We have added another method of specifying a variable name. If you surround the variable name with {%} then the content of the variable will not be used. Instead the name of the variable will be passed to the Run Macro in Variable command. If you include {%}FirstName{%} it will be changed to %FirstName% in the Run Macro in Variable command. If you include %FirstName%, the content of the variable will be passed to the Run Macro in Variable command.

 

A) When a variable is included in a macro command, the content of the variable is used when the macro runs. Consider this example:

 

    Variable Set String %My% to "My example"
    Variable Set String %RunThis% "<TEXT TYPE Action="0" Text="%My% of the Text Type command"/>"

 

When this runs the %RunThis% variable will become "<TEXT TYPE Action="0" Text="My example of the Text Type command"/>"

 

B) There are times, however, when you want the %FirstName% variable to contain the name of a variable, not its content. To do this change the command to look like this:

 

Variable Set String %FirstName% "<VARIABLE SET STRING Option="\x00" Destination="{%}FirstName{%}" Value="%Name%" NoEmbeddedVars="FALSE"/>"

 

The value "{%}FirstName{%}" will be changed to %Name% and will not be changed to the content of variable %Name%.

 

 

Note: If you need to include the value {%} in your macro use this {{%}}. It will be changed to {%}.

 

C) Another way to encode a variable is to use the \c parameter.

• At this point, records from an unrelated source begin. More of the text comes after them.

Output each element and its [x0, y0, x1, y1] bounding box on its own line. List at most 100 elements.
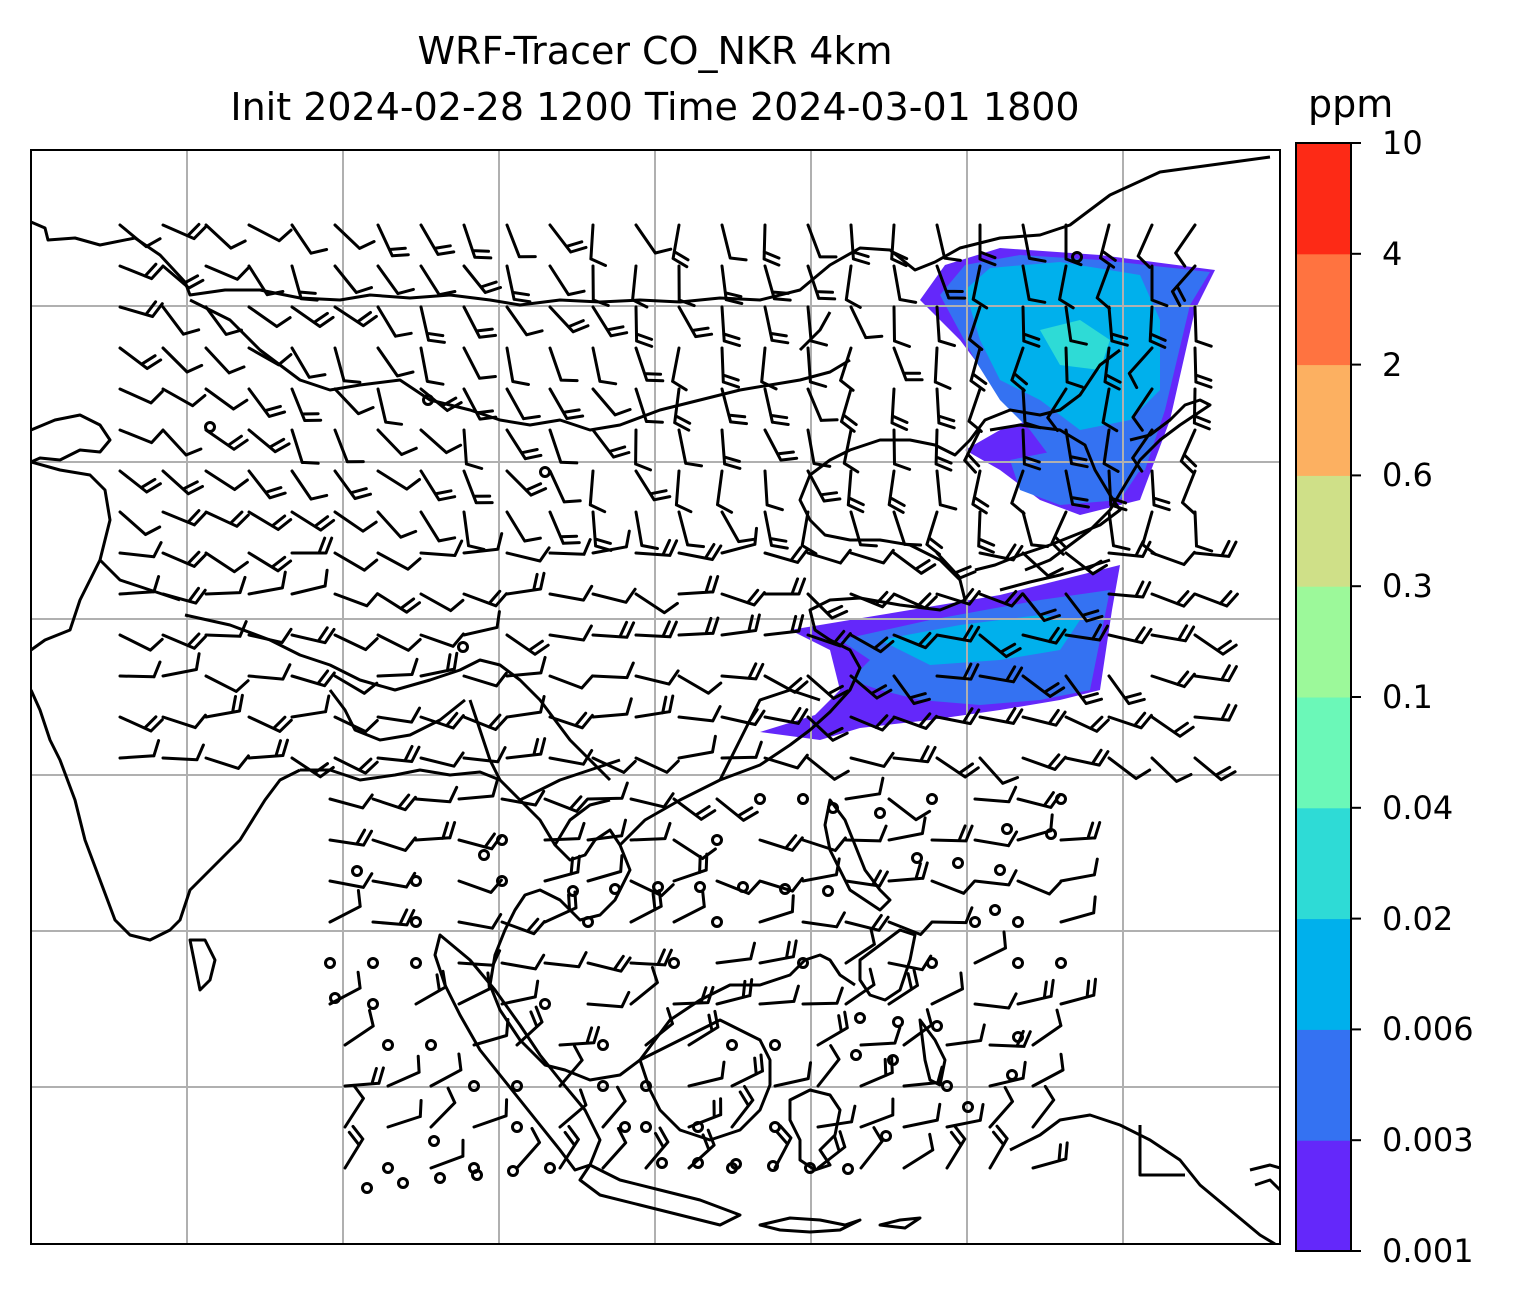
wind-barb — [634, 620, 678, 639]
wind-barb — [1107, 540, 1152, 558]
calm-wind-marker — [797, 957, 809, 969]
wind-barb — [376, 551, 422, 571]
wind-barb — [118, 262, 164, 281]
calm-wind-marker — [539, 998, 551, 1010]
wind-barb — [204, 387, 249, 411]
wind-barb — [290, 568, 329, 596]
wind-barb — [687, 1009, 720, 1047]
wind-barb — [591, 510, 613, 552]
wind-barb — [247, 570, 287, 596]
wind-barb — [1021, 592, 1061, 622]
calm-wind-marker — [711, 916, 723, 928]
colorbar-segment — [1296, 143, 1351, 255]
wind-barb — [505, 571, 546, 596]
wind-barb — [290, 669, 336, 688]
calm-wind-marker — [619, 1121, 631, 1133]
wind-barb — [500, 953, 546, 971]
wind-barb — [935, 756, 980, 779]
wind-barb — [462, 223, 493, 260]
wind-barb — [543, 854, 581, 883]
wind-barb — [934, 428, 953, 472]
wind-barb — [591, 529, 631, 555]
wind-barb — [333, 715, 379, 734]
wind-barb — [161, 222, 207, 241]
wind-barb — [1064, 674, 1103, 705]
wind-barb — [758, 834, 804, 852]
wind-barb — [930, 906, 974, 925]
calm-wind-marker — [989, 904, 1001, 916]
wind-barb — [806, 387, 839, 422]
wind-barb — [161, 305, 201, 336]
wind-barb — [859, 1097, 895, 1129]
wind-barb — [773, 1061, 812, 1088]
wind-barb — [849, 223, 871, 265]
wind-barb — [586, 818, 627, 842]
wind-barb — [806, 223, 838, 259]
wind-barb — [376, 428, 418, 456]
wind-barb — [505, 469, 548, 497]
wind-barb — [247, 305, 292, 328]
wind-barb — [247, 738, 289, 760]
wind-barb — [677, 575, 720, 596]
wind-barb — [720, 510, 757, 544]
wind-barb — [376, 387, 404, 426]
wind-barb — [977, 510, 996, 554]
wind-barb — [634, 669, 680, 686]
wind-barb — [963, 428, 982, 474]
wind-barb — [634, 756, 680, 774]
wind-barb — [1099, 223, 1117, 269]
wind-barb — [376, 592, 421, 614]
wind-barb — [419, 428, 463, 455]
wind-barb — [548, 538, 592, 556]
calm-wind-marker — [640, 1121, 652, 1133]
map-area — [31, 150, 1280, 1244]
wind-barb — [930, 879, 976, 895]
wind-barb — [376, 469, 421, 491]
wind-barb — [343, 1008, 375, 1047]
wind-barb — [634, 694, 675, 719]
wind-barb — [328, 970, 362, 1006]
wind-barb — [1016, 791, 1062, 809]
wind-barb — [515, 1005, 544, 1047]
wind-barb — [558, 1044, 584, 1088]
wind-barb — [801, 857, 841, 883]
wind-barb — [414, 969, 447, 1006]
wind-barb — [376, 264, 415, 296]
calm-wind-marker — [367, 998, 379, 1010]
wind-barb — [419, 387, 463, 412]
wind-barb — [677, 428, 703, 468]
calm-wind-marker — [351, 865, 363, 877]
wind-barb — [806, 715, 849, 742]
wind-barb — [988, 1124, 1009, 1170]
wind-barb — [1021, 626, 1067, 645]
wind-barb — [118, 428, 164, 445]
wind-barb — [505, 264, 532, 304]
colorbar-tick-label: 4 — [1382, 234, 1403, 273]
wind-barb — [419, 346, 445, 386]
wind-barb — [758, 984, 800, 1006]
wind-barb — [1107, 626, 1153, 645]
calm-wind-marker — [1012, 1031, 1024, 1043]
wind-barb — [720, 526, 758, 555]
wind-barb — [1102, 428, 1120, 473]
wind-barb — [1021, 223, 1047, 263]
wind-barb — [548, 749, 594, 766]
wind-barb — [591, 697, 633, 719]
wind-barbs — [118, 222, 1239, 1194]
calm-wind-marker — [842, 1163, 854, 1175]
wind-barb — [472, 1098, 509, 1129]
wind-barb — [844, 927, 876, 965]
wind-barb — [462, 746, 507, 764]
calm-wind-marker — [597, 1080, 609, 1092]
wind-barb — [969, 346, 988, 392]
colorbar-segment — [1296, 697, 1351, 809]
wind-barb — [371, 871, 417, 889]
wind-barb — [634, 469, 672, 502]
wind-barb — [674, 469, 693, 514]
wind-barb — [333, 633, 379, 652]
wind-barb — [505, 633, 550, 656]
wind-barb — [672, 985, 715, 1006]
wind-barb — [505, 387, 541, 421]
wind-barb — [1193, 510, 1214, 553]
wind-barb — [634, 305, 654, 348]
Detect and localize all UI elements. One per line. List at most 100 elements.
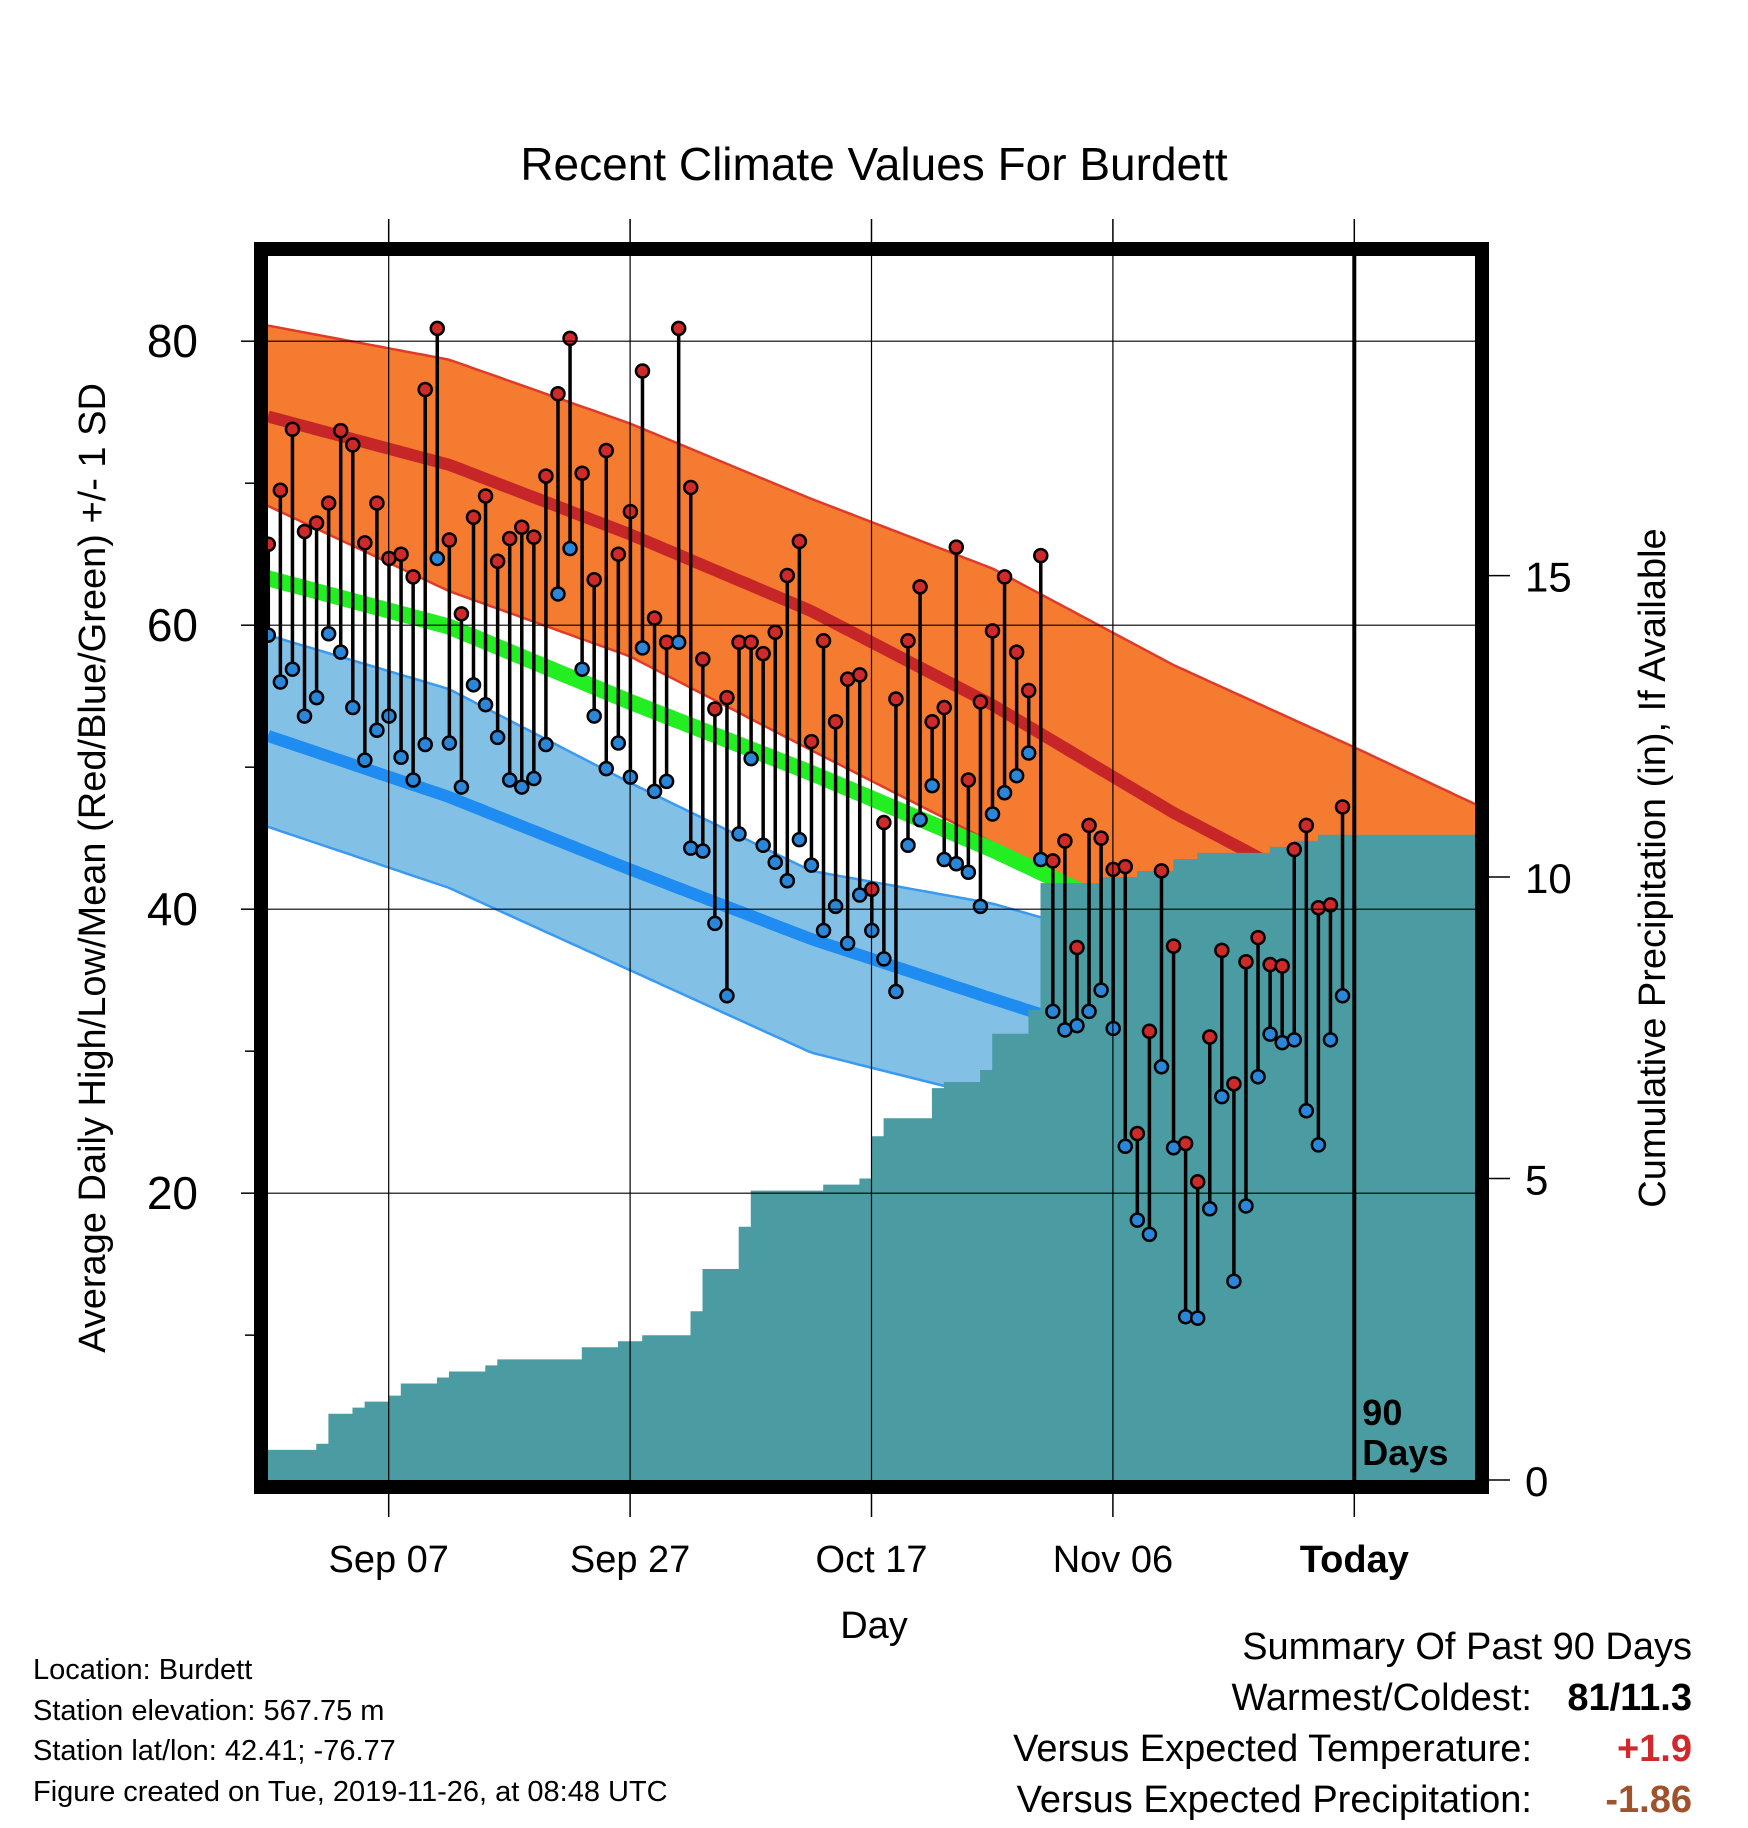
daily-low-point: [1069, 1017, 1085, 1034]
daily-low-point: [1214, 1088, 1230, 1105]
daily-high-point: [369, 495, 385, 511]
daily-low-point: [1202, 1201, 1218, 1217]
elevation-text: Station elevation: 567.75 m: [33, 1694, 385, 1727]
daily-high-point: [393, 546, 409, 562]
daily-high-point: [851, 667, 868, 683]
y2-axis-label: Cumulative Precipitation (in), If Availa…: [1632, 528, 1674, 1207]
daily-high-point: [598, 442, 615, 459]
daily-low-point: [1286, 1032, 1303, 1048]
daily-low-point: [405, 772, 421, 788]
daily-high-point: [357, 535, 373, 551]
daily-high-point: [526, 529, 542, 545]
location-text: Location: Burdett: [33, 1654, 253, 1686]
y-tick-label: 80: [147, 315, 198, 367]
daily-high-point: [1322, 897, 1339, 913]
daily-low-point: [695, 843, 711, 859]
daily-low-point: [803, 857, 820, 873]
daily-high-point: [405, 569, 421, 585]
daily-low-point: [1334, 988, 1351, 1004]
daily-low-point: [320, 625, 337, 642]
daily-low-point: [1322, 1032, 1339, 1048]
daily-low-point: [453, 779, 470, 795]
daily-low-point: [477, 696, 494, 713]
daily-high-point: [888, 691, 904, 707]
warmest-coldest-value: 81/11.3: [1567, 1677, 1692, 1719]
daily-low-point: [357, 752, 373, 768]
daily-low-point: [670, 634, 687, 650]
y2-tick-label: 10: [1525, 855, 1572, 902]
daily-low-point: [598, 760, 615, 777]
daily-high-point: [1081, 817, 1097, 834]
daily-low-point: [900, 837, 916, 854]
daily-high-point: [1020, 682, 1037, 699]
x-tick-label: Sep 07: [328, 1539, 448, 1581]
temp-anomaly-value: +1.9: [1616, 1728, 1692, 1770]
daily-high-point: [610, 546, 627, 562]
daily-high-point: [1189, 1174, 1206, 1190]
summary-precipitation-row: Versus Expected Precipitation: -1.86: [1013, 1775, 1692, 1826]
summary-title: Summary Of Past 90 Days: [1242, 1626, 1692, 1668]
daily-high-point: [345, 437, 361, 453]
x-tick-label: Sep 27: [570, 1539, 690, 1581]
daily-high-point: [1069, 939, 1085, 956]
y2-tick-label: 5: [1525, 1157, 1548, 1204]
daily-low-point: [550, 586, 566, 602]
daily-high-point: [574, 465, 590, 482]
daily-low-point: [731, 826, 747, 842]
daily-high-point: [296, 523, 313, 540]
daily-low-point: [1045, 1003, 1061, 1020]
daily-high-point: [779, 567, 796, 584]
daily-low-point: [1298, 1103, 1315, 1119]
precip-anomaly-value: -1.86: [1605, 1779, 1692, 1821]
daily-low-point: [755, 837, 771, 854]
warmest-coldest-label: Warmest/Coldest:: [1231, 1677, 1532, 1719]
daily-low-point: [791, 831, 808, 848]
daily-high-point: [489, 553, 506, 570]
daily-low-point: [441, 735, 458, 751]
daily-low-point: [268, 627, 277, 643]
daily-low-point: [1238, 1198, 1254, 1214]
daily-high-point: [550, 385, 566, 402]
summary-temperature-row: Versus Expected Temperature: +1.9: [1013, 1724, 1692, 1775]
daily-low-point: [948, 855, 965, 872]
daily-high-point: [1286, 841, 1303, 858]
daily-low-point: [767, 854, 783, 871]
daily-high-point: [743, 634, 759, 650]
daily-high-point: [719, 689, 735, 706]
daily-high-point: [465, 509, 482, 526]
daily-high-point: [670, 320, 687, 337]
daily-high-point: [429, 320, 446, 337]
daily-low-point: [912, 811, 928, 828]
daily-low-point: [465, 677, 482, 693]
daily-low-point: [707, 915, 723, 932]
daily-high-point: [972, 694, 989, 710]
daily-low-point: [1081, 1003, 1097, 1020]
daily-low-point: [345, 699, 361, 716]
daily-low-point: [960, 864, 977, 881]
daily-low-point: [1310, 1137, 1327, 1153]
x-tick-label: Oct 17: [816, 1539, 928, 1581]
daily-high-point: [948, 539, 965, 555]
daily-low-point: [972, 898, 989, 915]
daily-high-point: [984, 623, 1001, 639]
y-tick-label: 40: [147, 883, 198, 935]
daily-low-point: [743, 750, 759, 767]
daily-high-point: [562, 330, 578, 347]
daily-high-point: [272, 482, 289, 499]
created-text: Figure created on Tue, 2019-11-26, at 08…: [33, 1775, 668, 1808]
daily-low-point: [296, 708, 313, 724]
daily-high-point: [1238, 953, 1254, 970]
precip-anomaly-label: Versus Expected Precipitation:: [1016, 1779, 1532, 1821]
daily-low-point: [658, 773, 675, 790]
daily-low-point: [1141, 1226, 1158, 1243]
x-tick-label: Nov 06: [1053, 1539, 1173, 1581]
daily-high-point: [912, 579, 928, 595]
daily-low-point: [489, 729, 506, 746]
high-upper-edge: [268, 324, 1475, 806]
temp-anomaly-label: Versus Expected Temperature:: [1013, 1728, 1532, 1770]
daily-low-point: [538, 736, 554, 753]
daily-low-point: [719, 988, 735, 1004]
summary-panel: Summary Of Past 90 Days Warmest/Coldest:…: [1013, 1622, 1692, 1826]
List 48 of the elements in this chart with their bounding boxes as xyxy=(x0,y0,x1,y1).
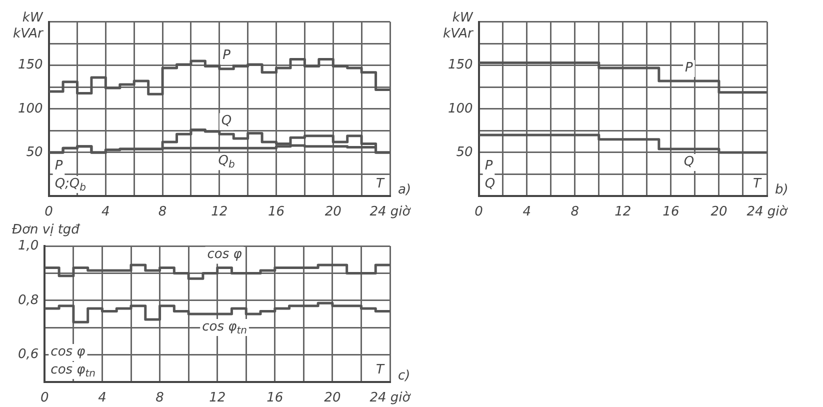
text: a) xyxy=(398,182,412,198)
series-label: Q xyxy=(221,114,232,129)
y-tick-label: 150 xyxy=(18,58,43,73)
annotation: cos φ xyxy=(50,344,86,360)
y-tick-label: 50 xyxy=(456,144,473,160)
y-tick-label: 0,8 xyxy=(18,292,39,308)
x-tick-label: 12 xyxy=(211,204,228,220)
x-tick-label: 8 xyxy=(158,204,167,220)
y-tick-label: 50 xyxy=(26,144,43,160)
y-tick-label: 1,0 xyxy=(18,238,39,254)
y-axis-title: kW kVAr xyxy=(443,10,474,42)
y-tick-label: 150 xyxy=(448,58,473,73)
x-tick-label: 8 xyxy=(570,204,580,220)
y-axis-title: kW kVAr xyxy=(13,10,44,42)
x-tick-label: 0 xyxy=(40,390,49,406)
x-tick-label: 12 xyxy=(614,204,632,220)
x-tick-label: 16 xyxy=(268,204,285,220)
series-label: cos φ xyxy=(207,247,242,262)
x-tick-label: 4 xyxy=(102,204,110,220)
y-tick-label: 100 xyxy=(448,101,473,116)
annotation: P xyxy=(54,158,63,174)
annotation: T xyxy=(376,362,386,378)
x-tick-label: 12 xyxy=(209,390,226,406)
x-tick-label: 24 giờ xyxy=(370,204,412,220)
x-tick-label: 20 xyxy=(324,204,342,220)
annotation: Q xyxy=(484,176,496,192)
y-tick-label: 0,6 xyxy=(18,347,39,362)
x-tick-label: 20 xyxy=(324,390,341,406)
annotation: P xyxy=(484,158,493,174)
x-tick-label: 8 xyxy=(156,390,164,406)
x-tick-label: 0 xyxy=(44,204,53,220)
y-tick-label: 100 xyxy=(18,101,43,116)
x-tick-label: 0 xyxy=(474,204,483,220)
text: c) xyxy=(398,368,410,384)
series-label: P xyxy=(222,48,231,64)
x-tick-label: 16 xyxy=(662,204,680,220)
text: b) xyxy=(775,182,788,198)
y-axis-title: Đơn vị tgđ xyxy=(12,222,82,238)
annotation: T xyxy=(376,176,386,192)
annotation: T xyxy=(753,176,762,192)
x-tick-label: 20 xyxy=(710,204,728,220)
x-tick-label: 4 xyxy=(98,390,106,406)
x-tick-label: 16 xyxy=(266,390,284,406)
series-label: P xyxy=(685,60,694,76)
x-tick-label: 24 giờ xyxy=(746,204,788,220)
x-tick-label: 24 giờ xyxy=(370,390,412,406)
x-tick-label: 4 xyxy=(522,204,531,220)
series-label: Q xyxy=(684,154,694,170)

This option expects two hexadecimal digits to represent a single character. The sample above may be written this way:

 

Variable Set String %RunThis% "<VARIABLE SET STRING Option="\x00" Destination="\c25FirstName\c25" Value="%Name%" NoEmbeddedVars="FALSE"/>"

 

This works because 25 is the hexadecimal value for %. The \c is case sensitive, \C will not work.

 

 

Note: When including file paths in the Run Macro in Variable command, be careful when including certain characters in the path. For example, if needing to include a path like c:\charlie the \c will be interpreted as a hexadecimal character command. There are two ways to avoid this problem. You can change the case to avoid this situation by using c:\Charlie, for example. Or you may use a double backslash: c:\\charlie.